Unfortunately for the clarity of the dialectic, this new category of incompatibilism is very confusing, because it now contains two opposing concepts, libertarian free will and hard determinism!
And like determinism versus indeterminism, compatibilism versus incompatibilism is a false and unhelpful dichotomy. J. J. C. Smart once claimed he had an exhaustive description of the possibilities, determinism or indeterminism, and that neither one neither allowed for free will. (Since Smart, dozens of others have repeated this standard logical argument against free will.)
The Consequence Argument and Mind Argument
Van Inwagen has his own terminology for the two-part standard argument, dividing it into the Consequence Argument and the Mind Argument.
Van Inwagen defines determinism very simply.
"Determinism is quite simply the thesis that the past determines a unique future." (Essay on Free Will, p.2)
He concludes that such a Determinism is not true, because we could not then be responsible for our actions, which would all be simply the consequences of events in the distant past that were not "up to us."
This approach, known as van Inwagen's Consequence Argument, is the perennial Determinism Objection in the standard argument against free will.
Note that in recent decades the debates about free will have been largely replaced by debates about moral responsibility.

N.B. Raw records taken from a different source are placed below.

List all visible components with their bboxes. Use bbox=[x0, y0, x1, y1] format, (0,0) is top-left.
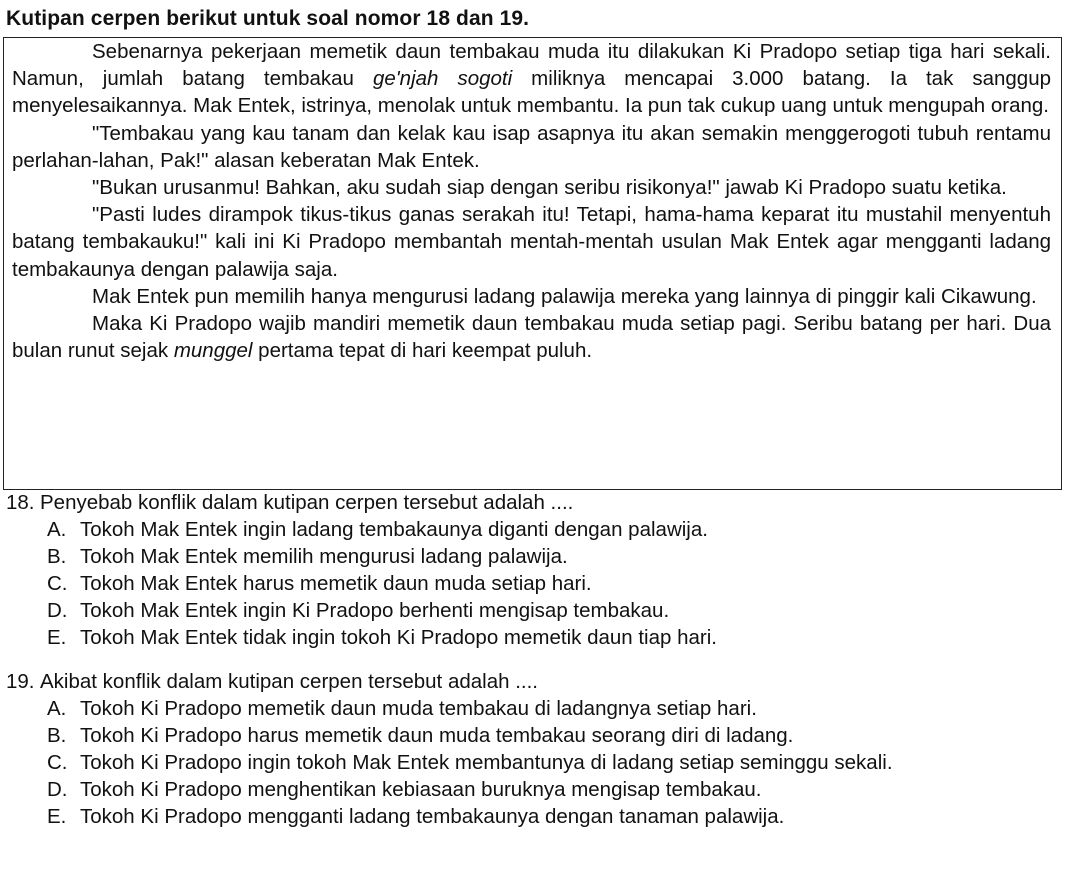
option-19-e[interactable] bbox=[47, 803, 1064, 830]
question-stem bbox=[6, 668, 1064, 695]
passage-italic-term: munggel bbox=[173, 339, 253, 363]
option-letter: D. bbox=[47, 778, 68, 801]
option-letter: A. bbox=[47, 697, 67, 720]
section-heading: Kutipan cerpen berikut untuk soal nomor 18 dan 19. bbox=[6, 7, 530, 30]
option-letter: B. bbox=[47, 545, 67, 568]
option-letter: D. bbox=[47, 599, 68, 622]
passage-paragraph-5: Mak Entek pun memilih hanya mengurusi ladang palawija mereka yang lainnya di pinggir kali Cikawung. bbox=[92, 284, 1037, 308]
passage-paragraph-2: "Tembakau yang kau tanam dan kelak kau isap asapnya itu akan semakin menggerogoti tubuh rentamu perlahan-lahan, Pak!" alasan keberatan Mak Entek. bbox=[12, 121, 1051, 172]
passage-text: Sebenarnya pekerjaan memetik daun tembakau muda itu dilakukan Ki Pradopo setiap tiga hari sekali. Namun, jumlah batang tembakau bbox=[12, 40, 1051, 91]
option-letter: C. bbox=[47, 572, 68, 595]
option-19-c[interactable] bbox=[47, 749, 1064, 776]
passage-paragraph-6 bbox=[12, 310, 1051, 364]
option-letter: E. bbox=[47, 626, 67, 649]
option-19-a[interactable] bbox=[47, 695, 1064, 722]
answer-options bbox=[6, 516, 1064, 651]
option-18-e[interactable] bbox=[47, 624, 1064, 651]
option-18-a[interactable] bbox=[47, 516, 1064, 543]
option-18-c[interactable] bbox=[47, 570, 1064, 597]
option-text: Tokoh Ki Pradopo mengganti ladang tembakaunya dengan tanaman palawija. bbox=[80, 805, 785, 828]
question-text: Akibat konflik dalam kutipan cerpen tersebut adalah .... bbox=[40, 670, 538, 693]
option-text: Tokoh Mak Entek ingin ladang tembakaunya diganti dengan palawija. bbox=[80, 518, 708, 541]
passage-text: pertama tepat di hari keempat puluh. bbox=[252, 339, 593, 363]
option-letter: E. bbox=[47, 805, 67, 828]
option-18-d[interactable] bbox=[47, 597, 1064, 624]
option-text: Tokoh Mak Entek ingin Ki Pradopo berhenti mengisap tembakau. bbox=[80, 599, 670, 622]
option-text: Tokoh Ki Pradopo menghentikan kebiasaan buruknya mengisap tembakau. bbox=[80, 778, 762, 801]
question-text: Penyebab konflik dalam kutipan cerpen tersebut adalah .... bbox=[40, 491, 574, 514]
passage-italic-term: ge'njah sogoti bbox=[372, 67, 513, 91]
option-text: Tokoh Ki Pradopo harus memetik daun muda tembakau seorang diri di ladang. bbox=[80, 724, 794, 747]
question-19 bbox=[6, 668, 1064, 830]
option-text: Tokoh Ki Pradopo ingin tokoh Mak Entek membantunya di ladang setiap seminggu sekali. bbox=[80, 751, 893, 774]
option-letter: A. bbox=[47, 518, 67, 541]
passage-text: Maka Ki Pradopo wajib mandiri memetik daun tembakau muda setiap pagi. Seribu batang per hari. Dua bulan runut sejak bbox=[12, 312, 1051, 363]
passage-text: miliknya mencapai 3.000 batang. Ia tak sanggup menyelesaikannya. Mak Entek, istrinya, menolak untuk membantu. Ia pun tak cukup uang untuk mengupah orang. bbox=[12, 67, 1051, 118]
option-letter: C. bbox=[47, 751, 68, 774]
story-excerpt-box bbox=[3, 37, 1062, 490]
option-text: Tokoh Ki Pradopo memetik daun muda tembakau di ladangnya setiap hari. bbox=[80, 697, 757, 720]
option-text: Tokoh Mak Entek memilih mengurusi ladang palawija. bbox=[80, 545, 568, 568]
answer-options bbox=[6, 695, 1064, 830]
option-18-b[interactable] bbox=[47, 543, 1064, 570]
question-18 bbox=[6, 489, 1064, 651]
option-text: Tokoh Mak Entek tidak ingin tokoh Ki Pradopo memetik daun tiap hari. bbox=[80, 626, 717, 649]
passage-paragraph-1 bbox=[12, 38, 1051, 120]
passage-paragraph-3: "Bukan urusanmu! Bahkan, aku sudah siap dengan seribu risikonya!" jawab Ki Pradopo suatu ketika. bbox=[92, 176, 1007, 200]
option-19-d[interactable] bbox=[47, 776, 1064, 803]
passage-paragraph-4: "Pasti ludes dirampok tikus-tikus ganas serakah itu! Tetapi, hama-hama keparat itu mustahil menyentuh batang tembakauku!" kali ini Ki Pradopo membantah mentah-mentah usulan Mak Entek agar mengganti ladang tembakaunya dengan palawija saja. bbox=[12, 203, 1051, 281]
question-stem bbox=[6, 489, 1064, 516]
option-19-b[interactable] bbox=[47, 722, 1064, 749]
option-letter: B. bbox=[47, 724, 67, 747]
question-number: 18. bbox=[6, 491, 35, 514]
question-number: 19. bbox=[6, 670, 35, 693]
option-text: Tokoh Mak Entek harus memetik daun muda setiap hari. bbox=[80, 572, 592, 595]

Since Peter Strawson, many philosophers have claimed to be agnostic on the traditional problem of free will and determinism and focus on whether the concept of moral responsibility itself exists. Some say that, like free will itself, moral responsibility is an illusion. Van Inwagen is not one of those. He hopes to establish free will.
Van Inwagen also notes that quantum mechanics shows indeterminism to be "true." He is correct. But we still have a very powerful and "adequate" determinism. It is this adequate determinism that R. E. Hobart and David Hume have recognized we need when they say that "Free Will Involves Determination and is Inconceivable Without It." Our will and actions are determined. It is the future alternative possibilities in our thoughts that are undetermined.
Sadly, many philosophers mistake indeterminism to imply that nothing is causal and therefore that everything is completely random. This is the Randomness Objection in the standard argument.